Jordan Traylor

Minnesota Vikings
- Title: Assistant Offensive Coordinator/Assistant Quarterbacks Coach

Personal information
- Born: October 16, 1993 (age 32) Tyler, Texas, U.S.
- Listed height: 6 ft 1 in (1.85 m)
- Listed weight: 195 lb (88 kg)

Career information
- Position: Quarterback
- College: Mississippi College (2012–2013) Texas A&M (2014–2015);

Career history
- Texas (2016–2017) Offensive graduate assistant; Arkansas (2018) Offensive analyst; New Orleans Saints (2019–2020) Scouting assistant; New Orleans Saints (2021–2022) Defensive assistant; New Orleans Saints (2023–2024) Offensive assistant; Minnesota Vikings (2025–present) Assistant offensive coordinator/assistant quarterbacks;

= Jordan Traylor =

American football coach (born 1993)

Jordan Traylor (born October 16, 1993) is an American football coach who is the assistant offensive coordinator/assistant quarterbacks coach for the Minnesota Vikings.

==College career==
Jordan Traylor played quarterback at Mississippi College from 2012-13, before transferring to Texas A&M from 2014-15.

==Coaching career==

===Early coaching career===
Traylor started his coaching career in 2016, serving as an offensive graduate assistant working with quarterbacks and receivers at Texas. In 2018, he served as an offensive analyst working with quarterbacks at Arkansas.

===New Orleans Saints===
Jordan Traylor joined the New Orleans Saints in 2019, under head coach Sean Payton. Traylor spent his first two seasons with the team working as a scouting assisting, before becoming a defensive assistant coach in 2021. Following the departure of Payton after the 2021 season, Traylor was retained by new head coach Dennis Allen.

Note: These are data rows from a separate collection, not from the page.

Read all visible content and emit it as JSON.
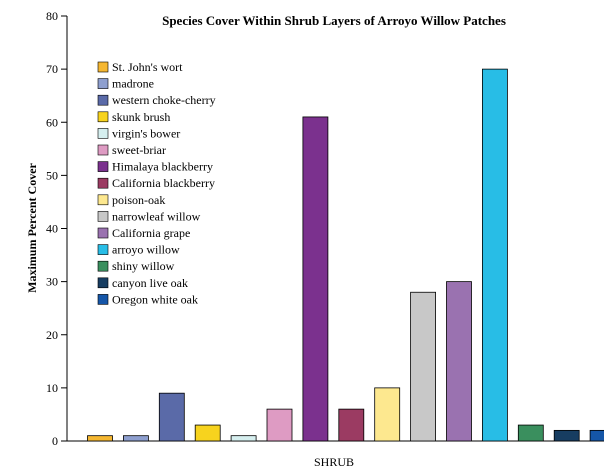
{
  "chart_data": {
    "type": "bar",
    "title": "Species Cover Within Shrub Layers of Arroyo Willow Patches",
    "xlabel": "SHRUB",
    "ylabel": "Maximum Percent Cover",
    "ylim": [
      0,
      80
    ],
    "yticks": [
      0,
      10,
      20,
      30,
      40,
      50,
      60,
      70,
      80
    ],
    "grid": false,
    "legend_position": "upper-left",
    "categories": [
      "St. John's wort",
      "madrone",
      "western choke-cherry",
      "skunk brush",
      "virgin's bower",
      "sweet-briar",
      "Himalaya blackberry",
      "California blackberry",
      "poison-oak",
      "narrowleaf willow",
      "California grape",
      "arroyo willow",
      "shiny willow",
      "canyon live oak",
      "Oregon white oak"
    ],
    "values": [
      1,
      1,
      9,
      3,
      1,
      6,
      61,
      6,
      10,
      28,
      30,
      70,
      3,
      2,
      2
    ],
    "colors": [
      "#f5b731",
      "#8e9fcf",
      "#5a6aa8",
      "#f7d31e",
      "#d6efef",
      "#de9bc3",
      "#7b318e",
      "#9b3b62",
      "#fde88f",
      "#c8c8c8",
      "#9a72b0",
      "#28bde6",
      "#3a8f5e",
      "#173d61",
      "#1556a8"
    ]
  }
}
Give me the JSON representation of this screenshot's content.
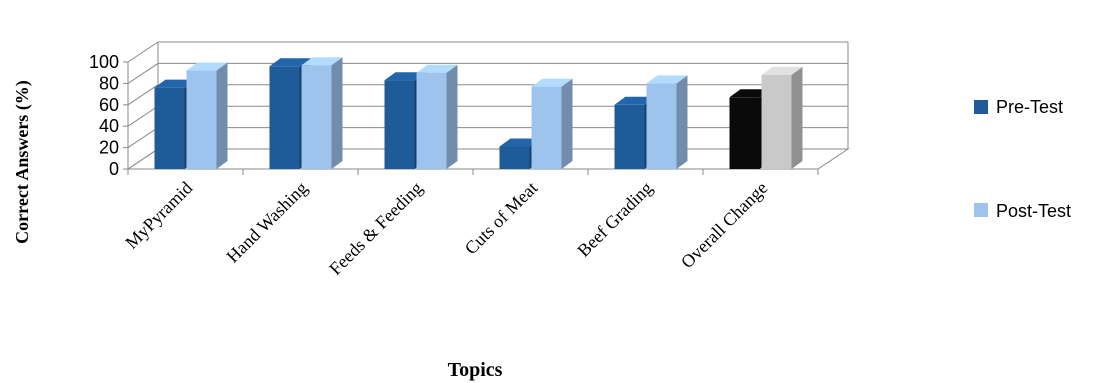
{
  "chart_data": {
    "type": "bar",
    "categories": [
      "MyPyramid",
      "Hand Washing",
      "Feeds & Feeding",
      "Cuts of Meat",
      "Beef Grading",
      "Overall Change"
    ],
    "series": [
      {
        "name": "Pre-Test",
        "values": [
          76,
          96,
          83,
          21,
          60,
          67
        ]
      },
      {
        "name": "Post-Test",
        "values": [
          92,
          97,
          90,
          77,
          80,
          88
        ]
      }
    ],
    "xlabel": "Topics",
    "ylabel": "Correct Answers (%)",
    "ylim": [
      0,
      100
    ],
    "yticks": [
      "0",
      "20",
      "40",
      "60",
      "80",
      "100"
    ],
    "grid": true,
    "legend_position": "right",
    "colors": {
      "pre": "#1f5a99",
      "post": "#9ec4ee",
      "overall_pre": "#0a0a0a",
      "overall_post": "#c9c9c9",
      "wall": "#ffffff",
      "grid": "#8a8a8a"
    }
  }
}
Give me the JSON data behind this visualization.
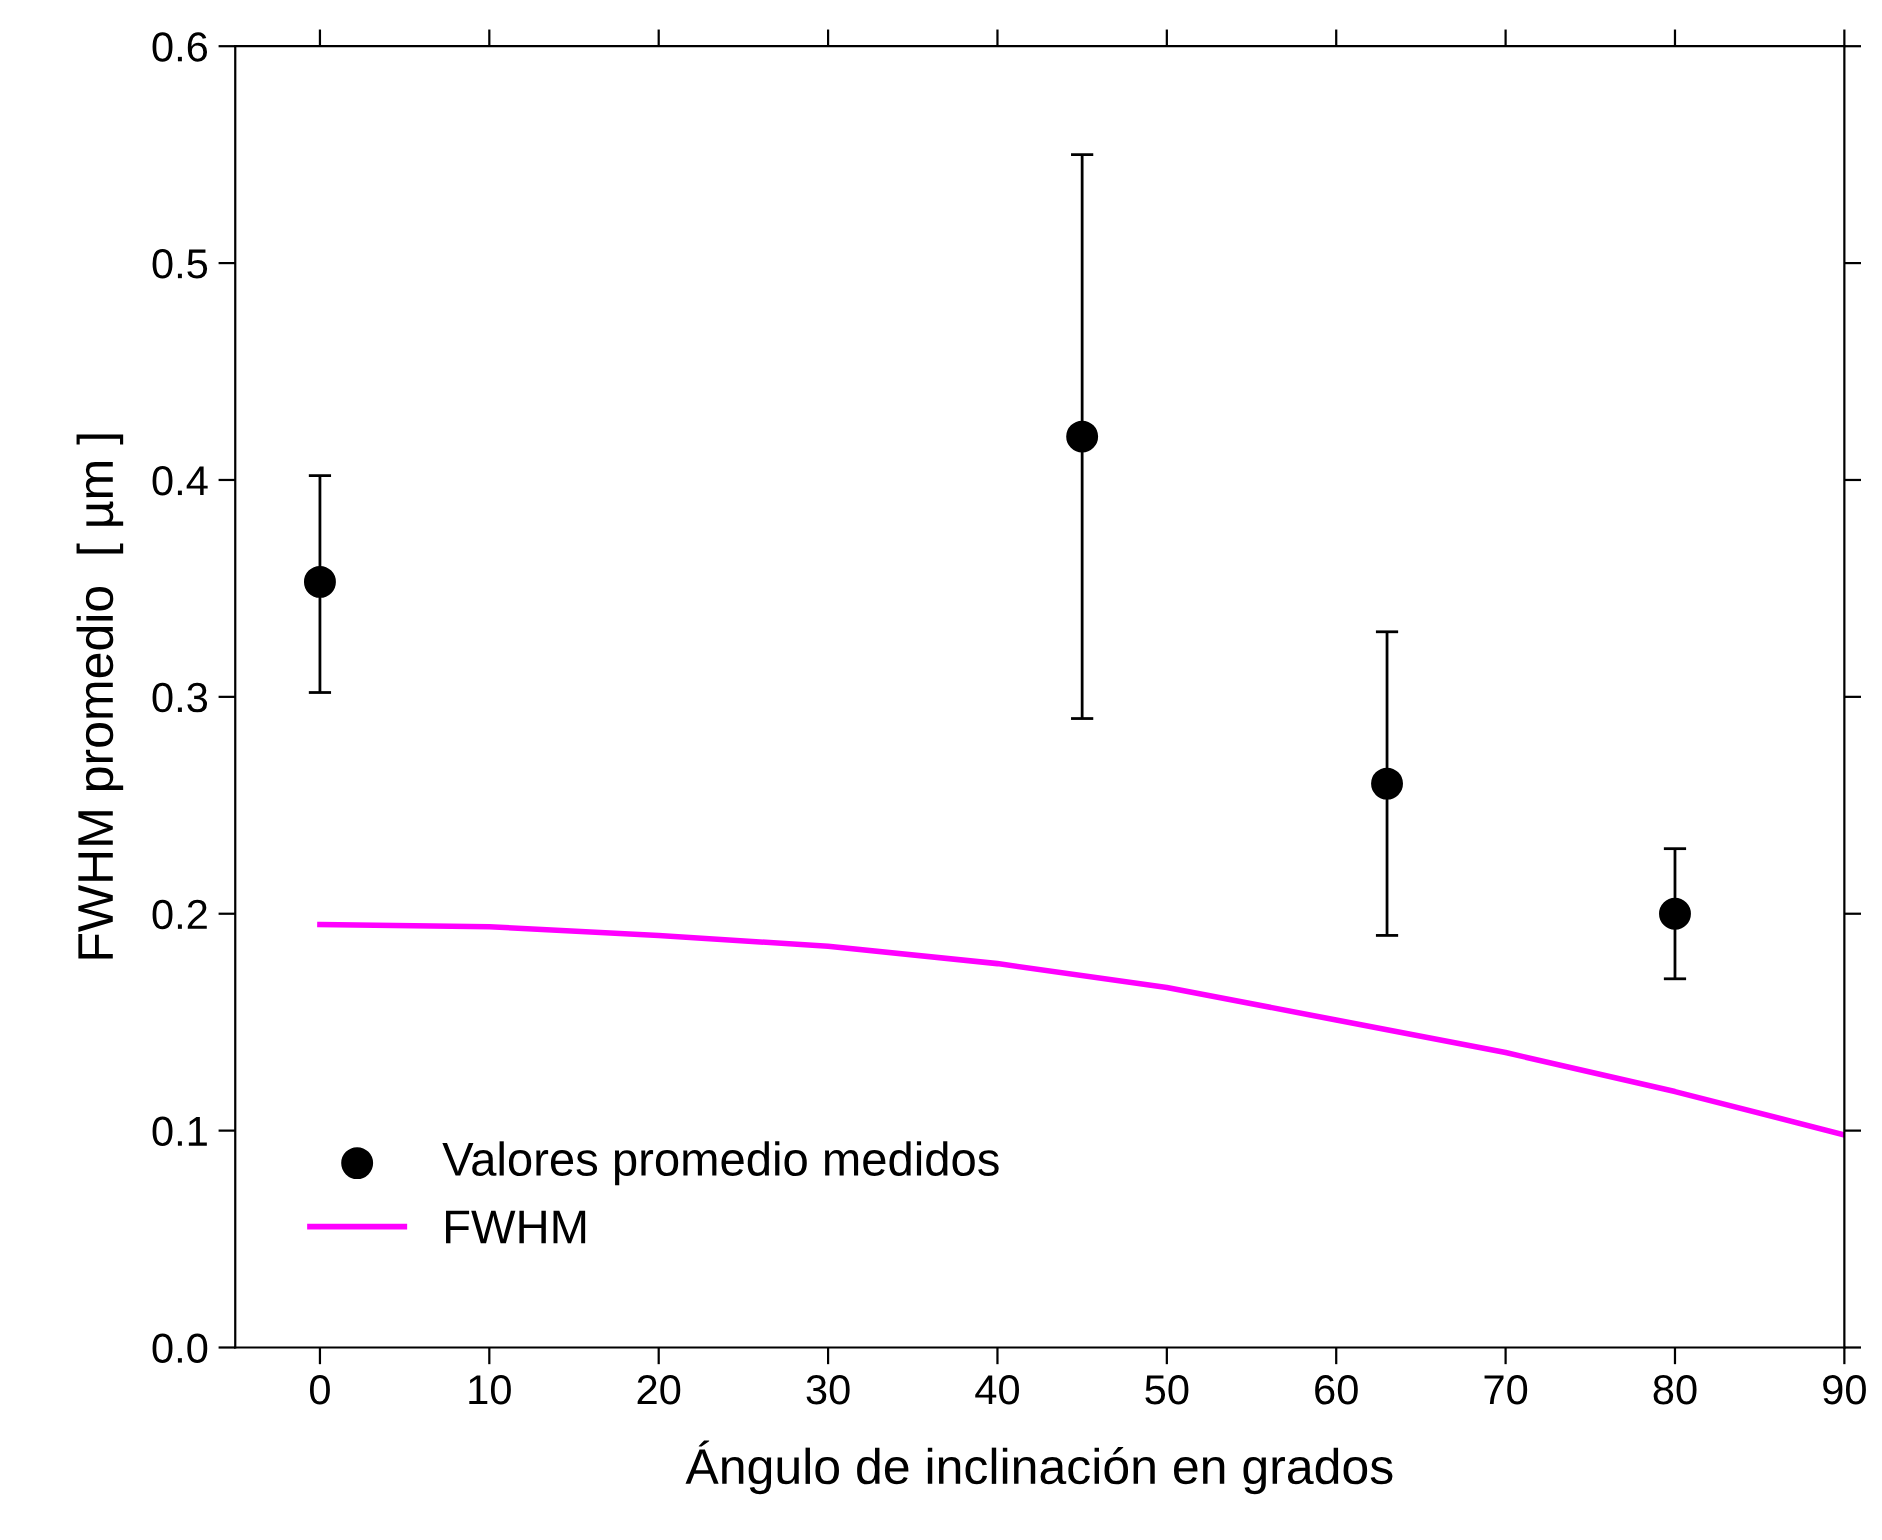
{
  "chart_data": {
    "type": "scatter",
    "xlabel": "Ángulo de inclinación en grados",
    "ylabel": "FWHM promedio  [ µm ]",
    "xlim": [
      -5,
      90
    ],
    "xticks": [
      0,
      10,
      20,
      30,
      40,
      50,
      60,
      70,
      80,
      90
    ],
    "ylim": [
      0,
      0.6
    ],
    "yticks": [
      {
        "value": 0,
        "label": "0.0"
      },
      0.1,
      0.2,
      0.3,
      0.4,
      0.5,
      0.6
    ],
    "grid": false,
    "legend": "bottom left",
    "series": [
      {
        "name": "Valores promedio medidos",
        "marker": "circle",
        "color": "#000000",
        "x": [
          0,
          45,
          63,
          80
        ],
        "values": [
          0.353,
          0.42,
          0.26,
          0.2
        ],
        "errors": [
          [
            0.302,
            0.402
          ],
          [
            0.29,
            0.55
          ],
          [
            0.19,
            0.33
          ],
          [
            0.17,
            0.23
          ]
        ]
      },
      {
        "name": "FWHM",
        "type": "line",
        "color": "#ff00ff",
        "line_style": "solid",
        "x": [
          0,
          10,
          20,
          30,
          40,
          50,
          60,
          70,
          80,
          90
        ],
        "values": [
          0.195,
          0.194,
          0.19,
          0.185,
          0.177,
          0.166,
          0.151,
          0.136,
          0.118,
          0.098
        ]
      }
    ]
  }
}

In 2023, he moved to the offensive side of the ball for two seasons.

===Minnesota Vikings===
Traylor was hired by the Minnesota Vikings as their assistant offensive coordinator/assistant quarterbacks coach on March 18, 2025. Traylor replaced Grant Udinski in the role, who was hired by the Jacksonville Jaguars as their offensive coordinator.